Convenzo a mis compañeros de que la travesía por mar es placentera y, en virtud de que no nos corre prisa, pues nos embarcamos (no recuerdo el nombre del “trasatlántico”) en un pequeño crucero de la flota “mosquito” que nos comunicaba con el resto del golfo mexicano, (me refiero al mar, no a alguno de tantos golfos con que nos topamos a diario).
Noche de tormenta tropical, vaivén ya conocido por mi experto sentido marinero por tantos viajes que he disfrutado en esos barquitos que milagrosamente y por tantos años han cruzado el mar.
A media travesía hubimos de fondear en Isla Arcas, pues se avecinaba un “norte” y no era de exponer tantas vidas si nos alcanzaba, sin el refugio que preciaba y le brindaba esta hermosa isla.
Qué linda se veía desde lejos (200 m. aproximadamente). Pues que un par de gringos y una gringa más resbalosa que una cáscara de plátano que viajaban con nosotros se deciden a nadar hasta la isla y que los sigo, recordando mis años niños en que podía cruzar un océano a nado.
Nunca olvidaré los rostros de asombro de los pocos y tranquilos habitantes de la isla, ya que exactamente donde nosotros cruzamos era donde ellos pescaban diariamente grandes tiburones. (Recuerdo el susto que me causó uno, como relaté al principio). Bueno, pues la providencia no tiene elegidos, ya que cuidó de los gringos tan bien como de mí. EL CAPITÁN NOS ENVIÓ UN BOTE AL OTRO DÍA PARA REGRESAR AL BARCO. El temporal no fue de importancia y, después de unas horas de lluvia y truenos, con viento que más parecía brisote que norte, levamos anclas y al puerto de Progreso… “Mi puerto pequeño y bonito”, como dice Pepe Martínez en su canción.

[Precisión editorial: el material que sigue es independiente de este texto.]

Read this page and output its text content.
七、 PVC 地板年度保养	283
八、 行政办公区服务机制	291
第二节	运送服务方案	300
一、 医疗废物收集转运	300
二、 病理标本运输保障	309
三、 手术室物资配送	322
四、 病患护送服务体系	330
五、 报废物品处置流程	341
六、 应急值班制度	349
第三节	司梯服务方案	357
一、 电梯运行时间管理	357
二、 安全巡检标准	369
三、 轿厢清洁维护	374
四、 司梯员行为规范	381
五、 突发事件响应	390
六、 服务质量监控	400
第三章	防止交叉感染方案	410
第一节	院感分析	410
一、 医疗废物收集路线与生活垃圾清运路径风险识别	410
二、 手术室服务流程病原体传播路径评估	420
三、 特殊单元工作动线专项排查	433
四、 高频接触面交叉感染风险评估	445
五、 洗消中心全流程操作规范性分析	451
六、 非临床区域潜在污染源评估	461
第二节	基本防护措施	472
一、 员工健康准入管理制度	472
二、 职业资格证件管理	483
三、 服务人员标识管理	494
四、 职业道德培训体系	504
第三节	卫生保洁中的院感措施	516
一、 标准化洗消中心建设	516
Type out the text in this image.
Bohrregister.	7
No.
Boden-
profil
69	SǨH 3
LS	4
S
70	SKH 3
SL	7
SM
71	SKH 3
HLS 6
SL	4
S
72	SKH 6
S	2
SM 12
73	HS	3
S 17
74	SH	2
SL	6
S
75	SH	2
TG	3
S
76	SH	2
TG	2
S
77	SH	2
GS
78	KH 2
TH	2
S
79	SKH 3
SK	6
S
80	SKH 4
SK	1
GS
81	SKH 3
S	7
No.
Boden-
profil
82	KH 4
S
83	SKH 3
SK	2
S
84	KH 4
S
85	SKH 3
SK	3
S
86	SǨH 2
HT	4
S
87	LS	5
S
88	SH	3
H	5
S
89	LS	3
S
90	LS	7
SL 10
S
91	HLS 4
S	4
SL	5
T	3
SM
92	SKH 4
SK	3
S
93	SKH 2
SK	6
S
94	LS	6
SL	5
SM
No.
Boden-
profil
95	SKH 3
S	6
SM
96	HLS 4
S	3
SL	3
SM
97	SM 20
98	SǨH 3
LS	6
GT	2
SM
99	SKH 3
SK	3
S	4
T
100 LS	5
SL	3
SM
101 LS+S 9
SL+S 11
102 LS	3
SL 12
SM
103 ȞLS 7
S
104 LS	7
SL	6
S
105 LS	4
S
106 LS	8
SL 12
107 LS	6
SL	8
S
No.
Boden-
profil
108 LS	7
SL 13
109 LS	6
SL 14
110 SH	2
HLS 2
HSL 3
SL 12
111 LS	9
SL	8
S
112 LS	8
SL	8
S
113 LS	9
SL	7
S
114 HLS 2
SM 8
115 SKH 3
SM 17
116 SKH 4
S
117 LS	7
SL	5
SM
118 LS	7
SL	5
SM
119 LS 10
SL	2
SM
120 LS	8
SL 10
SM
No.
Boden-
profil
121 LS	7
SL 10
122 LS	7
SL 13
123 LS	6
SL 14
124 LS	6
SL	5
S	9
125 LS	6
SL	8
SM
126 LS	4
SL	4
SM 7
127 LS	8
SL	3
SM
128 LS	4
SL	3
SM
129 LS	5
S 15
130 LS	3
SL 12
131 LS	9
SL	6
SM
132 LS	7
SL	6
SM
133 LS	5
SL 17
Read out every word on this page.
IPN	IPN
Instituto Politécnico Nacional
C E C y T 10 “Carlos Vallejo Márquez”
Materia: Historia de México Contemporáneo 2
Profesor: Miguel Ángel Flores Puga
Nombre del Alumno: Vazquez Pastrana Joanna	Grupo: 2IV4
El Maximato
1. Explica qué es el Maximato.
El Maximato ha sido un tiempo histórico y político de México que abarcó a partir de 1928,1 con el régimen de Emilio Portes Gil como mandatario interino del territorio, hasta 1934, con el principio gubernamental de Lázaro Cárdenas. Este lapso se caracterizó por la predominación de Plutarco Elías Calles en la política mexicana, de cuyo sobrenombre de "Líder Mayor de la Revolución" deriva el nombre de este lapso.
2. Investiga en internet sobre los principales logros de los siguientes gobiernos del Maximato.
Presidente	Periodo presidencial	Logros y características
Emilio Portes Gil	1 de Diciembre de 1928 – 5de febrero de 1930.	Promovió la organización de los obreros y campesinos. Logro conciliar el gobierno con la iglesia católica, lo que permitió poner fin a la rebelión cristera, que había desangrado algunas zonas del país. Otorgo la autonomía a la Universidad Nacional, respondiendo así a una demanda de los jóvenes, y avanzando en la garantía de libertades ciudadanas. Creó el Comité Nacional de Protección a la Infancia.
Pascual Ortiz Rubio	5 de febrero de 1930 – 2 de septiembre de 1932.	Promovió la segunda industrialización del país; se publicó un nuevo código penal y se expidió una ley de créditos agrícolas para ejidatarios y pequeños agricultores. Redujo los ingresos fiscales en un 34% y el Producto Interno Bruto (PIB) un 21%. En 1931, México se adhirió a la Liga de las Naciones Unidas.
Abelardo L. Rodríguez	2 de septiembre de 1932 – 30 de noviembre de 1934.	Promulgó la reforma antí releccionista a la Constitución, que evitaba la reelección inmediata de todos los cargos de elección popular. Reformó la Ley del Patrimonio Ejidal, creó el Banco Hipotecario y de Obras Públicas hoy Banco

Gran recibimiento en el muelle nuevo. Apenas alcanzaba el barquito nivelar su parte más alta con el piso de ese mi gigante, pero tonto, muelle. Amigos, amigos de toda la vida me esperaban con muy agradables fiestas ya preparadas. Nuevamente mi puerto amoroso. La gringa resbalosa “patinó” unos días y se fue con sus compañeros.
Pasamos dos estupendos meses de “temporada”, julio y agosto, cantando en la X.E.F.C. de Don Rafael Rivas. Éramos las “estrellas” en un programa de medio día. Después de cada presentación se “armaban” unas tardes hermosas de trova y de vino, de cantar y poesía, de brindis y armonía. Tardes y noches, y noches y tardes.
Pero llegó Septiembre, y con él la despedida de mis compañeros, pues habíamos acordado que René y Oscar regresarían a su Tamaulipas amado, y Pochencho a México, D.F. (el ingeniero Gutiérrez “Beto” los envió a Veracruz en avión); yo me quedaría en Progreso un tiempo, a meditar sobre mi destino y con el fin y la idea inquebrantable de estudiar algo y caminar por mis playas en busca de inspiración para componer las canciones que revoloteaba en mi alma y que tanta inquietud le causaban a mi corazón. Quería ser compositor. Necesitaba paz y soledad…
Al compositor Fernando Galdespí y su compañía de arte cubano le cantamos la última canción al despedirnos en el cine Apolo. Ellos a su vez nos ofrecieron “Las Golondrinas”. Adiós, camaradas.